What the White House can do is be a good partner, set up channels for communication, and in general do whatever it can to let a million flowers of civic association bloom and make a difference.
We have to be careful that a White House office of civic engagment doesn’t become the office of turning citizens into public interest lobbyists. It might be well and good for citizens to lobby their elected officials to enact this or that policy. But lobbying ain’t organizing.
(I know. I used to have the title of “community organizer” for a public interest organization, but my real job was to manufacture the illusion of public outcry, not the reality of a strong public sphere that will decide for itself what is just or unjust. But this is material for another post.)

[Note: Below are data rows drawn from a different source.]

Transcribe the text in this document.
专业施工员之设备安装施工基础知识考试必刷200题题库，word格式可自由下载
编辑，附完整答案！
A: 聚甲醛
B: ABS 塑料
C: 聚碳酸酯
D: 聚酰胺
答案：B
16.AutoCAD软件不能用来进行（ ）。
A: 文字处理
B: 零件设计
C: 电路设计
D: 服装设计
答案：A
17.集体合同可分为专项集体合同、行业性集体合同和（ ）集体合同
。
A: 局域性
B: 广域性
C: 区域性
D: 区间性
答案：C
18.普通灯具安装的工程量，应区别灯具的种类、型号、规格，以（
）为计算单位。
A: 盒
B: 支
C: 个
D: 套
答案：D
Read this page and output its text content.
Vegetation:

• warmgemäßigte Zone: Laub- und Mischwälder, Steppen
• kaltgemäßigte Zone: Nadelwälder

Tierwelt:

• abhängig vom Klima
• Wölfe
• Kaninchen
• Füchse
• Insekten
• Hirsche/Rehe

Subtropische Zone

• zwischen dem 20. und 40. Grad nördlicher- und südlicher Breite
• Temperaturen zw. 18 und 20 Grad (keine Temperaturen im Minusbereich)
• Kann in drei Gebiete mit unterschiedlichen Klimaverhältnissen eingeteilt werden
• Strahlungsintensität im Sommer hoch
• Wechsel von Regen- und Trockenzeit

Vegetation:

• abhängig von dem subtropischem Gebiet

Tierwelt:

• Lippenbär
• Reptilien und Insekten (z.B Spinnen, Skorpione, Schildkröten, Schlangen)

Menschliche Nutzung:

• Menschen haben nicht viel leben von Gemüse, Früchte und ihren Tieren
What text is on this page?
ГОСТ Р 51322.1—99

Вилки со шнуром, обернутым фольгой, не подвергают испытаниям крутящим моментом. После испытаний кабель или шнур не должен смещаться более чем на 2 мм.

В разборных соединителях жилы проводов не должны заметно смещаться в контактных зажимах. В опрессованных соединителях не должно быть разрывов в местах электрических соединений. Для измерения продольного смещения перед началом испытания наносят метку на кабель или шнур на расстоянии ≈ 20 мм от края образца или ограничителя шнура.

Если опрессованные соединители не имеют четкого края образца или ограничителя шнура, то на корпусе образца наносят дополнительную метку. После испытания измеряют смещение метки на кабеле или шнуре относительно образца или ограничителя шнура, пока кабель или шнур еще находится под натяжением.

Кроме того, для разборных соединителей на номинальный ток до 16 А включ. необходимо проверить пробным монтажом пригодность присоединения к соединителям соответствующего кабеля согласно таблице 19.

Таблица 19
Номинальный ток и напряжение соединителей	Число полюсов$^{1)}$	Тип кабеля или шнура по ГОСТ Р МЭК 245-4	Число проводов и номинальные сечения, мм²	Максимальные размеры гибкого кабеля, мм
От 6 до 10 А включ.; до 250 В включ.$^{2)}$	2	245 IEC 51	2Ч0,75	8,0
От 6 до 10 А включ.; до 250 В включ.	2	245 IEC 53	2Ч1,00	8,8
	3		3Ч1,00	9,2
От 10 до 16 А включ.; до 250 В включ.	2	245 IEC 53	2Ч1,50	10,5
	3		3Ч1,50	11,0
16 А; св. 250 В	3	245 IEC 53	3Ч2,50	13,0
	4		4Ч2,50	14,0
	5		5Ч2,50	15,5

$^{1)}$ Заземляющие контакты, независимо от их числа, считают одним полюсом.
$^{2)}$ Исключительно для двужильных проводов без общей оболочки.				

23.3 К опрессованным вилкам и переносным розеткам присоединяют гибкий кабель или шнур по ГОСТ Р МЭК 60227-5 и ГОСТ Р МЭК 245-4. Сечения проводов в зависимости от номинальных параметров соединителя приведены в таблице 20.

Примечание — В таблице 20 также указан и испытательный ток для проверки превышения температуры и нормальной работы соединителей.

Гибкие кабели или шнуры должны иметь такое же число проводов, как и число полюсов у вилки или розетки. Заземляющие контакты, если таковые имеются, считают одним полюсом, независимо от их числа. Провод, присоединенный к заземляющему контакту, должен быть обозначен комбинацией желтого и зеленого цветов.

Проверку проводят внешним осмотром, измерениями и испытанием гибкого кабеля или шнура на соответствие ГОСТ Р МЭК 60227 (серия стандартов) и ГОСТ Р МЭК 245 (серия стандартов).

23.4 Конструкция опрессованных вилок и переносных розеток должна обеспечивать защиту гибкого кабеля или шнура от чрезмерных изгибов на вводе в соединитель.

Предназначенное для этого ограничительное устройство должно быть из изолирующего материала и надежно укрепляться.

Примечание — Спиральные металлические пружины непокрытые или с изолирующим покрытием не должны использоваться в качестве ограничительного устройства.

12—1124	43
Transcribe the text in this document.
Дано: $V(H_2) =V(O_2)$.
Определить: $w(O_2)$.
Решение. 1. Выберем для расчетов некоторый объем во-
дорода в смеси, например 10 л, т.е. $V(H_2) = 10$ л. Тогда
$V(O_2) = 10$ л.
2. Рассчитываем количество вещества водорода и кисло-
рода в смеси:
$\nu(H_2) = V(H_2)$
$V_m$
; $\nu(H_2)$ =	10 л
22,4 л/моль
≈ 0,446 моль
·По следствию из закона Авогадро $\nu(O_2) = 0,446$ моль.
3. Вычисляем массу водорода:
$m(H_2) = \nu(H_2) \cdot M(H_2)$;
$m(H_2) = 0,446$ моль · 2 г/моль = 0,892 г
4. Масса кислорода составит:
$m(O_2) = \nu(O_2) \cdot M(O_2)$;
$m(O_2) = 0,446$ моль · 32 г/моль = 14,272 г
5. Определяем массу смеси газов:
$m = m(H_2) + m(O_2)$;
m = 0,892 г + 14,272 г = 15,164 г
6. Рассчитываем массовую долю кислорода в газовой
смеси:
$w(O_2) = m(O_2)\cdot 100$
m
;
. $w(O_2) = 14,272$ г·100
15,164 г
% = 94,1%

So I call on my fellow citizens not to look to Obama’s administration to be the leader on citizen engagement. And I call on Katie Jacobs Stanton, the new director of this new office, to think of her job as opening a pathway between the govenrment and the public sphere. That pathway should not be for telling and selling the public on pet policies, though some of that may well go on. As Andrew Nachison cautions,
The Obama team’s precision with producing and staging events and using Web 2.0 digital tools to connect and organize millions of volunteers sets the stage for an era of political engagement unlike any before. It also sets the stage for a system of public opinion management, manipulation and manufacturing of consent drawn directly from the film Wag The Dog, in which governance is theater and politics is lit and directed by unseen artists.
The new office should create pathways through which the public can convey to elected officials what its concerns are and what kind of policies it will decide to support.
But as for the act of deliberating, choosing, and forming public will on matters of public concern, that is something the public has to do for itself.